The diversity of life on earth evolved using genetic code made from arrangements of four genetic “bases”, sometimes described as letters. They are divided into two pairs, which bond together from opposite strands of a DNA molecule to form the rungs of its characteristic double-helix shape.
The unnatural but functional new base pair is the fruit of nearly a decade of research by chemical biologist Floyd Romesberg, at the Scripps Research Institute, La Jolla, California, US.

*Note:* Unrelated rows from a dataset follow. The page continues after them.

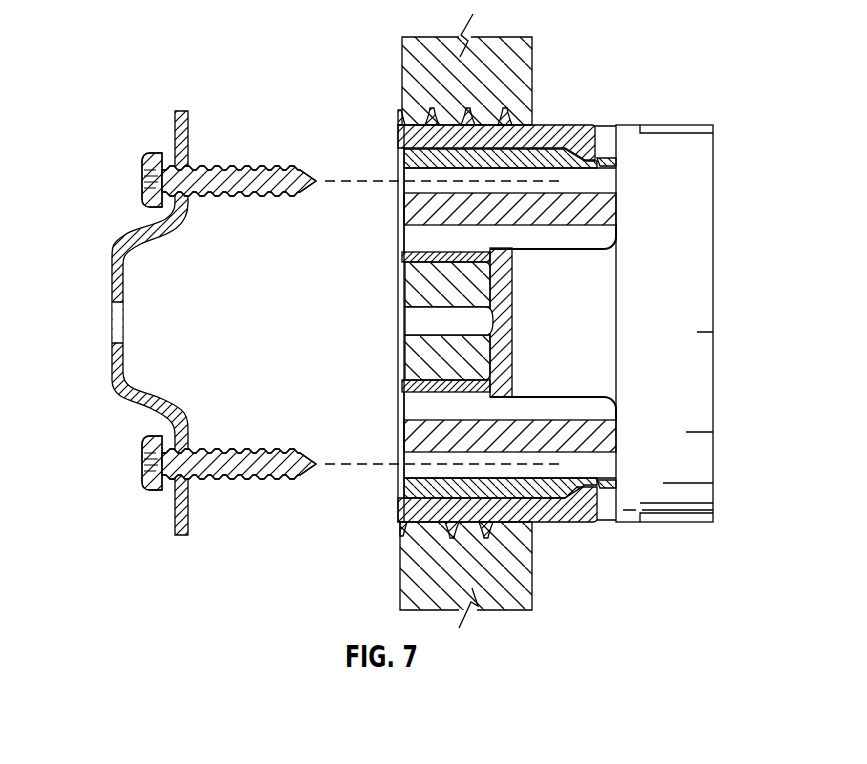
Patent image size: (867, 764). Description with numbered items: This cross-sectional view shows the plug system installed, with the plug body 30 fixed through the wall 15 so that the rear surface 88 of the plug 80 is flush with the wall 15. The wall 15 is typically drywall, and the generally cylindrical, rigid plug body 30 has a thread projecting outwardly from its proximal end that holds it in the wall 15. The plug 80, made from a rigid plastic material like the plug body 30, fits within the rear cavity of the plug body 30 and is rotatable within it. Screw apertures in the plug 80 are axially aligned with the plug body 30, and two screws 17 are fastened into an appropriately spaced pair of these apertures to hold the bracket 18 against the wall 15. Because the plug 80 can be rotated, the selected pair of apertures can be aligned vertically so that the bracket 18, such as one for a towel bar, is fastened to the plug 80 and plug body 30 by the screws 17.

The wall 15 is at (515, 63).
The screw 17 is at (257, 180).
The bracket 18 is at (115, 279).
The plug body 30 is at (584, 515).
The plug 80 is at (552, 208).
The rear surface 88 is at (397, 486).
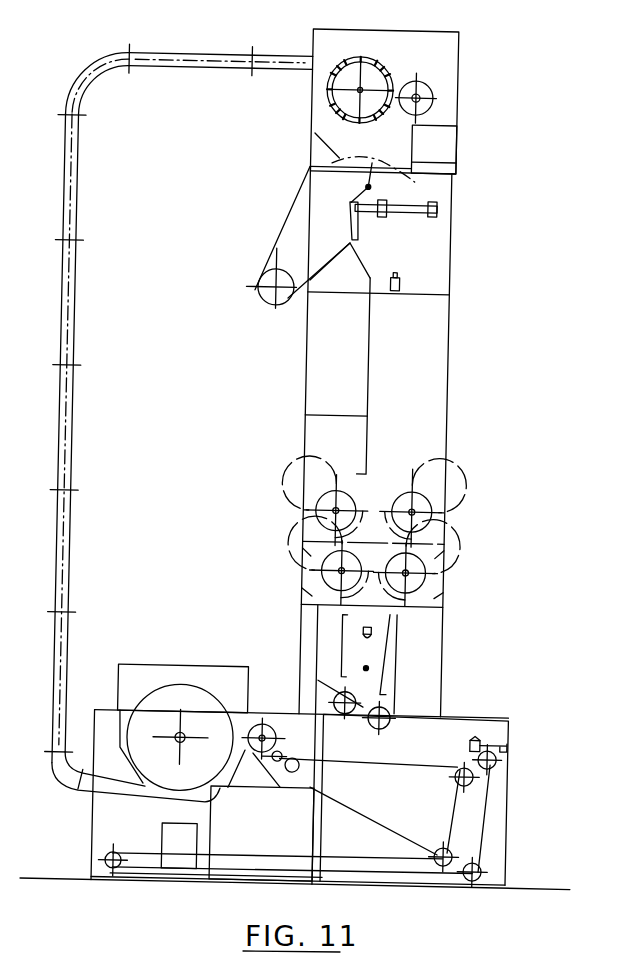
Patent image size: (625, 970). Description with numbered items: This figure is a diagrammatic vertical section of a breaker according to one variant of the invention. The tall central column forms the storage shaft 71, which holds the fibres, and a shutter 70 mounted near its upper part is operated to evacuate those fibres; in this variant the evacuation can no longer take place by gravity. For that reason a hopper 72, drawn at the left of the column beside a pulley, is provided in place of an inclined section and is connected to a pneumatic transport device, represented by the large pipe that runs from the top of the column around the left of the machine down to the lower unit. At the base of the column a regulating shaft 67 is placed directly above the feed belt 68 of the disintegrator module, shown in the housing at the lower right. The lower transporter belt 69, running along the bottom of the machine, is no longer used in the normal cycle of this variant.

The regulating shaft 67 is at (374, 665).
The feed belt 68 is at (430, 760).
The lower transporter belt 69 is at (395, 860).
The shutter 70 is at (363, 186).
The storage shaft 71 is at (388, 376).
The hopper 72 is at (280, 246).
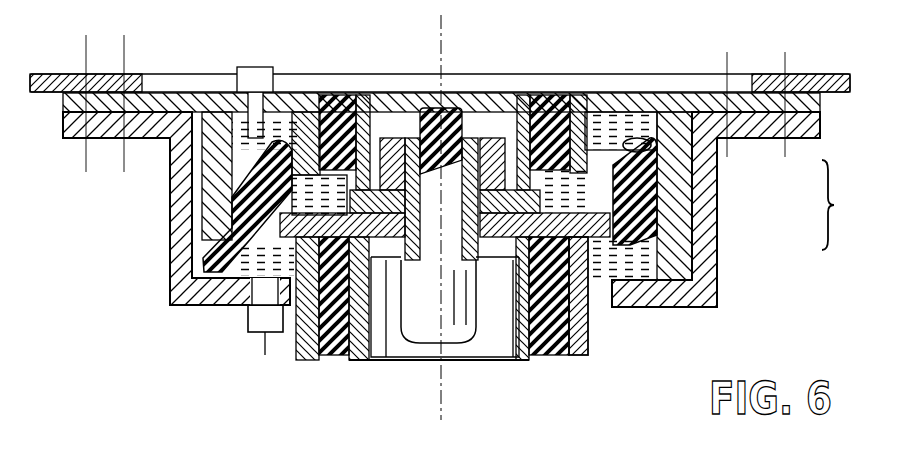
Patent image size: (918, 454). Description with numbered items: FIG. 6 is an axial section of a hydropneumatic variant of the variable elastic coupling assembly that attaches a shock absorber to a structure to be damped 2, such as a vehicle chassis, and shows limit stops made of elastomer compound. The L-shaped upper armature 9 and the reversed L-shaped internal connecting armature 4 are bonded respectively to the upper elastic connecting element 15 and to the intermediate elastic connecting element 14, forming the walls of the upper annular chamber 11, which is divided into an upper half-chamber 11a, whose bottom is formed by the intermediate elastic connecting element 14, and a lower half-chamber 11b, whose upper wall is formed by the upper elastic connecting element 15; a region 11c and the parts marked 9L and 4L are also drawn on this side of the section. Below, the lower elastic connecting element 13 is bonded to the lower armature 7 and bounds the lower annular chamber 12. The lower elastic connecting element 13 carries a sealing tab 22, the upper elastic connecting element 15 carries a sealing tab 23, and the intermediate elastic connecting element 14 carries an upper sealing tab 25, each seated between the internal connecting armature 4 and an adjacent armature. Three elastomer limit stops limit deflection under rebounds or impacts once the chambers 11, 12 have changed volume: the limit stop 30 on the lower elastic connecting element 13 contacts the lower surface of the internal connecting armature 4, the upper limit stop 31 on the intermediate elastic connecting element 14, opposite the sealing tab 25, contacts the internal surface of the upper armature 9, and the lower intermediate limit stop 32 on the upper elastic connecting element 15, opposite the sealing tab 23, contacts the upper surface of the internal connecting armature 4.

The structure to be damped 2 is at (797, 80).
The upper armature 9 is at (174, 100).
The upper right elastic member 9L is at (540, 167).
The lower armature 7 is at (212, 304).
The lower annular chamber 12 is at (654, 308).
The upper elastic connecting element 15 is at (326, 162).
The lower intermediate limit stop 32 is at (326, 178).
The sealing tab 23 is at (369, 187).
The upper sealing tab 25 is at (662, 120).
The upper limit stop 31 is at (625, 140).
The intermediate elastic connecting element 14 is at (240, 200).
The lower left lubricant chamber 4L is at (233, 248).
The limit stop 30 is at (301, 270).
The lower elastic connecting element 13 is at (338, 360).
The sealing tab 22 is at (383, 259).
The internal connecting armature 4 is at (598, 300).
The upper annular chamber 11 is at (846, 205).
The upper half-chamber 11a is at (672, 133).
The lower half-chamber 11b is at (655, 228).
The seal lip 11c is at (655, 167).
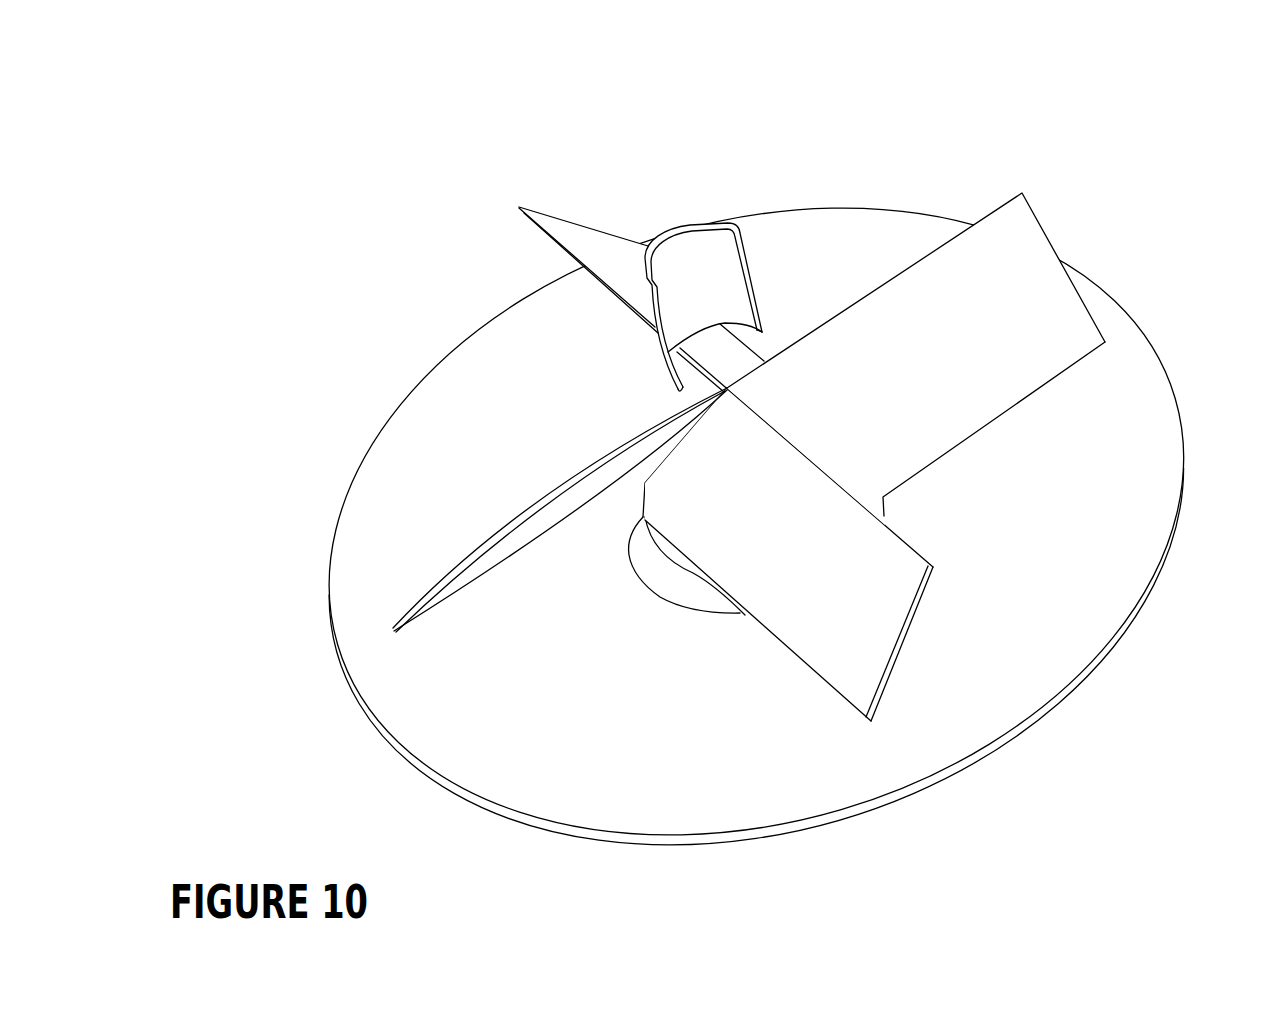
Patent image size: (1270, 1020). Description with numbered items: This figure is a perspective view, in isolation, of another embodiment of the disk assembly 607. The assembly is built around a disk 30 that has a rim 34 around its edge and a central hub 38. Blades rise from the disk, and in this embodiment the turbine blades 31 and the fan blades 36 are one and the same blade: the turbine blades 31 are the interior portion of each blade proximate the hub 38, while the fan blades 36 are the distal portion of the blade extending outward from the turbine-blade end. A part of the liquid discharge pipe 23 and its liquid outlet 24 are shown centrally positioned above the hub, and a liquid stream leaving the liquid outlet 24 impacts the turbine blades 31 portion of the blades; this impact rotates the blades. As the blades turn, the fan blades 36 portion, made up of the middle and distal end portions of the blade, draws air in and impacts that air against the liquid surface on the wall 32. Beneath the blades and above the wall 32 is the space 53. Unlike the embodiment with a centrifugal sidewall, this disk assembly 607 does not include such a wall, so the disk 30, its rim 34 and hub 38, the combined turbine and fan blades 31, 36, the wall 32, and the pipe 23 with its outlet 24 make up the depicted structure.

The disk assembly 607 is at (724, 489).
The liquid discharge pipe 23 is at (755, 258).
The liquid outlet 24 is at (769, 317).
The disk 30 is at (680, 675).
The turbine blades 31 is at (760, 392).
The wall 32 is at (1032, 557).
The rim 34 is at (1147, 592).
The fan blades 36 is at (1017, 308).
The hub 38 is at (727, 388).
The space 53 is at (1020, 435).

…Romesberg notes that DNA and RNA are now being used for hundreds of purposes: for example, to build complex shapes, build complex nanostructures, silence disease genes, or even perform calculations. A new, unnatural, base pair could multiply and diversify these applications.
It’s too early to say just how useful this will be to the development of atomically precise manufacturing (APM), but one can imagine near-term use in structures and devices built from DNA. The fact that at least one DNA polymerase recognizes the new base pair might be a real advantage in using in vitro evolution to produce DNA or RNA sequences that bind a specific target or have a desired catalytic activity. Longer term, expanding the genetic code to use additional, unnatural amino acids might enable evolving proteins with functions useful for APM.